Et sur les tests c’est exactement la même chose. Tester et traiter est une bonne stratégie, appliquée avec succès par les asiatiques, plus claire en tout cas que « lisser le courbe » des gens qui vont peut-être mourir. Et si on est incapable de la mettre en œuvre, au moins admettons le. Nous ne sommes pas des rats. Les pontes et les sachants devraient changer de ton s’ils ne veulent pas que tout cela se termine en guérilla urbaine dans les pharmacie et les supermarchés. Les scientifiques devraient cesser de mépriser l’un d’entre eux quand il propose une solution, la chloroquine. Si je commence à m’étouffer, ça m’ira très bien comme protocole compassionnel et je me passerai de l’avis de l’Académie. Le mépris, l’arrogance, la fatuité qui s’étalent sont presque pires que le Covid 19."

 

Le dimanche 5 avril, il ajoute ceci suite à la lecture de mon article "Combien de morts inutiles (et comment je me suis guéri avec l'hydroxychloroquine) ?!"

"La décision politique, c’est d’être capable de décider avec un niveau d’information limité et surtout de laisser les acteurs comme les médecins libres d’agir dans le cadre de leurs prérogatives. Sans la pression continue sur l’État depuis plusieurs semaines, il n’y aurait sans doute pas d’essais cliniques d’ampleur sur la Chloroquine qui répond à une balance risques / bénéfices tout à fait raisonnable. Comme patient, si les choses avaient été plus loin, j’aurais fait exactement comme Jean-Dominique Michel."

 

Avant de citer un extrait d'article ô combien pertinent, qui résume le fond et le fin mot de toute cette piteuse histoire :

"Le New York Times apporte un éclairage sur le pourquoi de ce discours complètement schizophrène des autorités (l'OMS en tête, dont les représentants portent pourtant tous des masques tout en se gavant peut-être de chloroquine au cas où) : il fallait mentir pour gérer la pénurie, quitte à prendre les gens pour des imbéciles.
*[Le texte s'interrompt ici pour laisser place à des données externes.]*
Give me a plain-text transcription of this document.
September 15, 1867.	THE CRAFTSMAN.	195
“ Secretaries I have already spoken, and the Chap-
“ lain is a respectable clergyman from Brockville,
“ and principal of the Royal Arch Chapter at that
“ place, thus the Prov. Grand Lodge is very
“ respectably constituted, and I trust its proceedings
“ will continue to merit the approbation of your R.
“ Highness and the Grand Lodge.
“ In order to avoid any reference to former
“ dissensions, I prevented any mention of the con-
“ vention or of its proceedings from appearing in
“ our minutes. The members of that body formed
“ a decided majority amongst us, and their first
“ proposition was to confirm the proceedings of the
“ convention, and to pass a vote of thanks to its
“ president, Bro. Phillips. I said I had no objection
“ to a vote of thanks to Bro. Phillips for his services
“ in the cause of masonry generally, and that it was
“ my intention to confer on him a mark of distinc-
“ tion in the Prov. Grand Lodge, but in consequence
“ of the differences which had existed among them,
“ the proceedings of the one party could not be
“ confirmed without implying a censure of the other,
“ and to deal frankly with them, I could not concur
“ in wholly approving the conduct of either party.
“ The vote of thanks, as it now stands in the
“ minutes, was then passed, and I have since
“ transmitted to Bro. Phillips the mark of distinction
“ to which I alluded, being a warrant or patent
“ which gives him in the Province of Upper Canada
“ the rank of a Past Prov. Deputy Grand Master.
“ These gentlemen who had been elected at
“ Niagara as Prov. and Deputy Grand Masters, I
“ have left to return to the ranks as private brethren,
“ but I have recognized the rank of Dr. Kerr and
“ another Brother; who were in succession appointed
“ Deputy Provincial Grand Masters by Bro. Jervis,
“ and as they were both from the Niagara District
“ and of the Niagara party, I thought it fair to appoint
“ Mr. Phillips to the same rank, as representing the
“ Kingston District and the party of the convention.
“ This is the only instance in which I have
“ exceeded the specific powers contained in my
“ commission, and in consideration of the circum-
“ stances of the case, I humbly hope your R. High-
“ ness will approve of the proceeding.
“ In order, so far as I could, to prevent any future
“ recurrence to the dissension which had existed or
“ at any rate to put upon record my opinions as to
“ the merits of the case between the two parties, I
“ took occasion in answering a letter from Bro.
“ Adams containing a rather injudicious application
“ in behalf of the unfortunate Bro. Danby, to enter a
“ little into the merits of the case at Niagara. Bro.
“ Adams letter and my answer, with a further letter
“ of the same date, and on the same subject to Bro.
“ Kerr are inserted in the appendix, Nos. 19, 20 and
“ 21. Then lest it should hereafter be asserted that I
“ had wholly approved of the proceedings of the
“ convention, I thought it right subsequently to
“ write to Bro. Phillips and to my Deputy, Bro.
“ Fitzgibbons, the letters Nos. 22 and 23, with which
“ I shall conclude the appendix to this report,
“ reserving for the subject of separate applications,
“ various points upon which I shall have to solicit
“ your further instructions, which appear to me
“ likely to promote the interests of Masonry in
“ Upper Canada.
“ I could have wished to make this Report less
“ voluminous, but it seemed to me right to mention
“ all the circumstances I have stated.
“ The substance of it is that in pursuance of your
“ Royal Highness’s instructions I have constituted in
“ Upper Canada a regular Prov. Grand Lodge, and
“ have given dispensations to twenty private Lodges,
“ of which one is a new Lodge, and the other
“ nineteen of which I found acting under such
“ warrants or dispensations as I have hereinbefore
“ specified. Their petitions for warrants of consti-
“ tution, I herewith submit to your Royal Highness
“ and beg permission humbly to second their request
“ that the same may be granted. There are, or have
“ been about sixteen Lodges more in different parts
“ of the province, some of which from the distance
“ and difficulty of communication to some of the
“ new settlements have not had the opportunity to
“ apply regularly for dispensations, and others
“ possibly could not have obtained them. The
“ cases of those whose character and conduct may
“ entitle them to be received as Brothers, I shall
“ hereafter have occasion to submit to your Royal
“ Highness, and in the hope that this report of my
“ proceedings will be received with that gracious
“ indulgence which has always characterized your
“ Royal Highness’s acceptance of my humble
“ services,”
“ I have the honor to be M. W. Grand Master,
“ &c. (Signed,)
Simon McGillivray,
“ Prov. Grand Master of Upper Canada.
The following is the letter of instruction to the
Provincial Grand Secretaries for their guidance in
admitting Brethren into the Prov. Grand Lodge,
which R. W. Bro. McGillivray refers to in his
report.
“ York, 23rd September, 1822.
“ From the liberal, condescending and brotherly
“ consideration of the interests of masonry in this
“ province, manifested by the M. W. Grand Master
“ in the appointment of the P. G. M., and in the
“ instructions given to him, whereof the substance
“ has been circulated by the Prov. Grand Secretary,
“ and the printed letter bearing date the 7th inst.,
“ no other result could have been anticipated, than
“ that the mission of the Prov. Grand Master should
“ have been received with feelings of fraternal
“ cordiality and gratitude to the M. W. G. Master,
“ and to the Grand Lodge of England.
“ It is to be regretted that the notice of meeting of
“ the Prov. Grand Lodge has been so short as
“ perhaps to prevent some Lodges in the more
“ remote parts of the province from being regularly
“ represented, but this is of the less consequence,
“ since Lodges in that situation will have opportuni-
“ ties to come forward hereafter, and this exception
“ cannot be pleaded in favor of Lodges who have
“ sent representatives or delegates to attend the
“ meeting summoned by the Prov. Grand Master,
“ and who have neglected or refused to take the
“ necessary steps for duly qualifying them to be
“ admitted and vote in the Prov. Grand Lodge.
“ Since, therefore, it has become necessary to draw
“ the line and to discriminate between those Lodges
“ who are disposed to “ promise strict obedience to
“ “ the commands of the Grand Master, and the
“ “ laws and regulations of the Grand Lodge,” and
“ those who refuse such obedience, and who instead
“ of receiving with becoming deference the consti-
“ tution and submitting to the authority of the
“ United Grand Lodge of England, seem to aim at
Et fragiliser encore plus la confiance des citoyens envers leurs dirigeants. »

 

On ne saurait mieux dire !

J'ai évoqué les poursuites pénales qui se préparent en France à l'encontre des autorités de santé. La rupture de confiance liée à ces élucubrations malhonnêtes (plus fortes encore en France qu'en Suisse) sera un coût sociétal incalculable de cette triste gabegie.